Deputy Attorney General Rod Rosenstein testified before lawmakers on Capitol Hill only to reaffirm Robert Mueller's position as the special counsel in charge of the ongoing Russia investigation. Rosenstein explained that he has no intention of firing Mueller, and that he supports the scope of his investigation, despite some opposition from Republicans.
"If there were good cause, I would act. If there were no good cause, I would not," Rosenstein told the House Judiciary Committee on Wednesday, CNN reported. He praised Mueller's work and said he's "ideal" for this investigation.
He said that he didn't see any reason to fire Mueller up to this point, and that President Donald Trump has never asked him to remove the special counsel.
"I am not going to be discussing my communications with the president but I can tell you that nobody has communicated to me the desire to remove Robert Mueller," he said.
Rosenstein is overseeing Mueller's investigation because Attorney General Jeff Sessions recused himself from all 2016 election related investigations.
"I believe based on his reputation, his service, his patriotism, and his experience with the department and with the FBI, I believe he was an ideal choice for this task," Rosenstein said.

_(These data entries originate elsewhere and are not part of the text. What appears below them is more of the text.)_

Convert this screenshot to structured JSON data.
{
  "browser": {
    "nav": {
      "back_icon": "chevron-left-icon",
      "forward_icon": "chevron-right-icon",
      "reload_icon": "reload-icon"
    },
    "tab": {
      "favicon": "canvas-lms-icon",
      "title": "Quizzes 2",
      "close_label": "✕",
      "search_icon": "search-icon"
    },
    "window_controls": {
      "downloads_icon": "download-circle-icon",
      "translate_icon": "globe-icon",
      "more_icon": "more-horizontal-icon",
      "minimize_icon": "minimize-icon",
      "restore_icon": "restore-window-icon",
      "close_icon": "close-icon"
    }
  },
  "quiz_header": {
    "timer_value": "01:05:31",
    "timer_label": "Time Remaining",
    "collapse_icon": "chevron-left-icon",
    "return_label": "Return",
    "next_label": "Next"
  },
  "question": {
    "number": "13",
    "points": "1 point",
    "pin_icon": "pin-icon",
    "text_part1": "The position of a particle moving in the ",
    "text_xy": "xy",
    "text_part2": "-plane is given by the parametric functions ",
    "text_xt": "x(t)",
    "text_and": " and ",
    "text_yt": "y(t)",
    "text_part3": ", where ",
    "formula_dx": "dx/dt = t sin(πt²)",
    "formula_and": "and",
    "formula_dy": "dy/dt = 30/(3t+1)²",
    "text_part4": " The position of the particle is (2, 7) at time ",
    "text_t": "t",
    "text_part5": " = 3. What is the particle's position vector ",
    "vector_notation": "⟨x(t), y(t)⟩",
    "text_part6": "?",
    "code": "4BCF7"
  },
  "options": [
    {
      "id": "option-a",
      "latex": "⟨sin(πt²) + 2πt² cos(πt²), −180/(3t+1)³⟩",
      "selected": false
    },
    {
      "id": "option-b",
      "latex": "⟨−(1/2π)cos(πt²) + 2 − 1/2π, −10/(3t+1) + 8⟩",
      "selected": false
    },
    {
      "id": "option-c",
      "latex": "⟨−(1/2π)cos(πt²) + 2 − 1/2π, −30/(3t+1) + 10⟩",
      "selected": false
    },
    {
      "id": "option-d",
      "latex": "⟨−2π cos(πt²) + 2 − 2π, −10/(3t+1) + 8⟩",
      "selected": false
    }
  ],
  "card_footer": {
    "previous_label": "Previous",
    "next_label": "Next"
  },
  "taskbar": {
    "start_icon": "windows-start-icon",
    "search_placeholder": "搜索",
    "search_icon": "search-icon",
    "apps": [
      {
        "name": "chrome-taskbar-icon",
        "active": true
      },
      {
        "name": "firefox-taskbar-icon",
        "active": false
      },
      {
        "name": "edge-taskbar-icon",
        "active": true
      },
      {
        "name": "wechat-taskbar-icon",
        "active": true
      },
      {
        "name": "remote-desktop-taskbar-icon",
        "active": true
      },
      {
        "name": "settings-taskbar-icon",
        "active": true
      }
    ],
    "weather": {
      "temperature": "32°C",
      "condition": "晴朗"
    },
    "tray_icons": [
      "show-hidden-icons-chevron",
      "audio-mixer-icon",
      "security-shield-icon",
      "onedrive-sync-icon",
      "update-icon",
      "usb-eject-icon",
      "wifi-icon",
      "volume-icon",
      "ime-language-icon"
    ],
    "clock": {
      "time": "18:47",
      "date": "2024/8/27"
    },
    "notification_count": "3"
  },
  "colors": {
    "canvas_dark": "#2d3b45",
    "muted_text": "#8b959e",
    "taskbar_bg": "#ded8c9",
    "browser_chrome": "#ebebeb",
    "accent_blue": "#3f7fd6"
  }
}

When asked about the scope of his investigation, Rosenstein delivered nothing short of praise for Mueller's tactics and integrity.
"There are a lot of media stories speculating about what the special counsel may or may not be doing," he said, according to CNN. "I know what (Mueller is) doing. I'm appropriately exercising my oversight responsibilities. So I can assure you that the special counsel is conducting himself consistently with our understanding about the scope of his investigation."
But some Republicans have sought to discredit Mueller and have seized on the recent report that detailed text messages about Trump between FBI agent Peter Strzok and FBI lawyer Lisa Page prior to the election. The messages described a Trump victory as "terrifying" and also said that "Clinton just has to win," according to the New York Times. Strzok was immediately removed from the investigation over the summer.
"The public trust in this whole thing is gone," Rep. Jim Jordan, R-Ohio, said. "It seems to me there are two things you can do: You can disband the Mueller special prosecutor, and you can do what we’ve all called for and appoint a second special counsel to look into this."
Republicans have also sought to use donations to the Democratic causes, made by members of the Mueller investigation, in an effort to make the probe look biased.
"We recognize we have employees with political opinions. And it’s our responsibility to make sure those opinions do not influence their actions," Steve Chabot, R-Ohio, said, the Times reported.
Committee Chairman Bob Goodlatte, R-Va., also raised concerns about Mueller's investigation in his opening statement.
"Reports on the political predisposition, and potential bias, of certain career agents and department lawyers on Special Counsel Mueller's team are deeply troubling to all citizens who expect a system of blind and equal justice," Goodlatte said, CNN reported. "We are now beginning to better understand the magnitude of this insider bias on Mr. Mueller's team."
However Rosenstein disagreed and brought up the difference between bias and political affiliation.
"I think it's important to recognize that when we talk about political affiliation -- that all demonstrates political affiliation -- the issue of bias is something different," he said. " have discussed this with Director Mueller ... We recognize we have employees with political opinions. And it's our responsibility to make sure those opinions do not influence their actions."